Probiotics including Lactobacillus and C. butyricum induce the release of IL-6 and TNF-α, which are involved in nonspecific immune responses [11]. It was previously reported that pre-weaning calves given a probiotic had increased serum IgG and IFN-γ levels [35]. Furthermore, probiotics including E. faecium and C. butyricum or Lactobacillus induced the production of pro- and anti-inflammatory cytokines, including IL-6, IFN-γ and TNF-α, in human PBMCs [5, 14]. In the present study, increased IL-6, INF-γ and TNF-α mRNA expression was observed in the scouring treated, HT and HC groups. In contrast, IL-8 mRNA expression was unchanged, but it was elevated in the scouring groups.

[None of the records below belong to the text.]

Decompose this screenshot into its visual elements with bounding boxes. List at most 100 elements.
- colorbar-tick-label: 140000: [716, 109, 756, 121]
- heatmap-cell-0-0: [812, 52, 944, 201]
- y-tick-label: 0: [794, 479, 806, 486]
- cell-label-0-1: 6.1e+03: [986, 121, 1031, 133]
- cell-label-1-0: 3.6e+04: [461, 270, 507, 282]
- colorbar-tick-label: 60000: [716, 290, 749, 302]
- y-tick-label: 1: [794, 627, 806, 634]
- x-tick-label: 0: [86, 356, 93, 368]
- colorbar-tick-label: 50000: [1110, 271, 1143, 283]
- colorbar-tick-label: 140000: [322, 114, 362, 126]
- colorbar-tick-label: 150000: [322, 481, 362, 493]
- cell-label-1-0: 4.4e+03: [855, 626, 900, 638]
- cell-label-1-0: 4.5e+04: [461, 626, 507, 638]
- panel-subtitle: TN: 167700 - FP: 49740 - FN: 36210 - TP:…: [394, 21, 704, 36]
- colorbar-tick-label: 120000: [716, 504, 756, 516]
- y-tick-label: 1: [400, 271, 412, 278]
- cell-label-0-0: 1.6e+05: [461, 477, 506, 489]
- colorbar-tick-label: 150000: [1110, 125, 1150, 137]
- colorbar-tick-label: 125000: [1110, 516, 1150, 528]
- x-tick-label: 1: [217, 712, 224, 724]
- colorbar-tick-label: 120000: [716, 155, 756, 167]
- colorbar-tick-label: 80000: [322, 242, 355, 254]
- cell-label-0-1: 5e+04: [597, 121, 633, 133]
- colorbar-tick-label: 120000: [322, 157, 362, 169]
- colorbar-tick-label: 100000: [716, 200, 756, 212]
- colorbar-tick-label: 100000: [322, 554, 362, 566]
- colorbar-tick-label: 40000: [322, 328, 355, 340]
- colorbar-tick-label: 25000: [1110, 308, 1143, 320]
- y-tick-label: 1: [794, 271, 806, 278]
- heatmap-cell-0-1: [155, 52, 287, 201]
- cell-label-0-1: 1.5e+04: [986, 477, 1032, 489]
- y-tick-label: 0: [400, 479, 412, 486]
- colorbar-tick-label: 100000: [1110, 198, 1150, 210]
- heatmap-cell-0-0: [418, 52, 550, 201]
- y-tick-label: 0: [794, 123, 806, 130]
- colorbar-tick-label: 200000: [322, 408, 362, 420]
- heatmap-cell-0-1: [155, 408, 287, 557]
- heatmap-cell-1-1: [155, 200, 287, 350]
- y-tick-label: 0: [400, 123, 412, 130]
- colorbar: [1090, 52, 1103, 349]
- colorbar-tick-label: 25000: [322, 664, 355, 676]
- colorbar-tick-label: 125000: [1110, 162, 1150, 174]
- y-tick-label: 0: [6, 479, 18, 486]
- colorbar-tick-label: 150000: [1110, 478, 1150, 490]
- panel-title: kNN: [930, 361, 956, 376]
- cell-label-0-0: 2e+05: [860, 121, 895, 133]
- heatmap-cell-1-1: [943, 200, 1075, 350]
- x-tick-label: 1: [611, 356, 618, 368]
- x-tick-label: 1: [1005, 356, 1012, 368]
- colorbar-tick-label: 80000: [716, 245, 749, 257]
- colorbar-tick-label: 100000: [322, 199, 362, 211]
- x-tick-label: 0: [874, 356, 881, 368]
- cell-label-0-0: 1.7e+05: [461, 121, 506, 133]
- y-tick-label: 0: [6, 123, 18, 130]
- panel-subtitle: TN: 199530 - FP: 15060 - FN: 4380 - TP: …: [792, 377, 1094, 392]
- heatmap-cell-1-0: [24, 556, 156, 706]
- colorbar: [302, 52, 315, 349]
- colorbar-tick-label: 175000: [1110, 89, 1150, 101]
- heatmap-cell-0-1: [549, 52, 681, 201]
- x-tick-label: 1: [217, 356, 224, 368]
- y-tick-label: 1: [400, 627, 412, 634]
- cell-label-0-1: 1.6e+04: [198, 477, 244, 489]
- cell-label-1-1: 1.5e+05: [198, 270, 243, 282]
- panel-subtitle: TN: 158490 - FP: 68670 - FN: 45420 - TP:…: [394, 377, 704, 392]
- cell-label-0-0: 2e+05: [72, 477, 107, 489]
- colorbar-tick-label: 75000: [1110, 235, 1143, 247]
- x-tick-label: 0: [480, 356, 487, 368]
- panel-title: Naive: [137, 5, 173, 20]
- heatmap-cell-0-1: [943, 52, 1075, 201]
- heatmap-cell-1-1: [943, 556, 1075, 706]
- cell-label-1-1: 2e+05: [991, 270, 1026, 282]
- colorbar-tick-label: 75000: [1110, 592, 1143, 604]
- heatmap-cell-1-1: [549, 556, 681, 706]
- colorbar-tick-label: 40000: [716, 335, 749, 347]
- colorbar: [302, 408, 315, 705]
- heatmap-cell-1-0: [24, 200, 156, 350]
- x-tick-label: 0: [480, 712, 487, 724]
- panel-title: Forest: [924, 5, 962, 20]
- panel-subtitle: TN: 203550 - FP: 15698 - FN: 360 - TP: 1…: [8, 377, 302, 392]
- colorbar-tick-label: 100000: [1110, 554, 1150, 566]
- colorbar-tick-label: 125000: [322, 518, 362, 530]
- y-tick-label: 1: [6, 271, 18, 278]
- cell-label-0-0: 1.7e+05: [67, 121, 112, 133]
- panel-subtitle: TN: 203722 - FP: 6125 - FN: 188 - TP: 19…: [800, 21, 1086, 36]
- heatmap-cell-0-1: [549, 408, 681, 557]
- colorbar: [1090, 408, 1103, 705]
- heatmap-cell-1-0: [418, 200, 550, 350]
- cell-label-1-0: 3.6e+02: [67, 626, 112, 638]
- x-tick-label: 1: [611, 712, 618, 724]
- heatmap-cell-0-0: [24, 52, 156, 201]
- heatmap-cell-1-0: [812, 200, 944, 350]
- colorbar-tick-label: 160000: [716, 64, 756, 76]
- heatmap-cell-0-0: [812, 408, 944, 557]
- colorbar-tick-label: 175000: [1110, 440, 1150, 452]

Greater expression of IL-8 is likely related to neutrophil function and/or inflammatory stimulation in bovines [2]. Therefore, IL-8 mRNA expression was changed only in scouring calves, but not in healthy calves. It was reported that TNF-α mRNA expression was related to age-related changes in intracellular cytokine production [9]. In the present study, a higher TNF-α mRNA expression level was also noted in the healthy control calves.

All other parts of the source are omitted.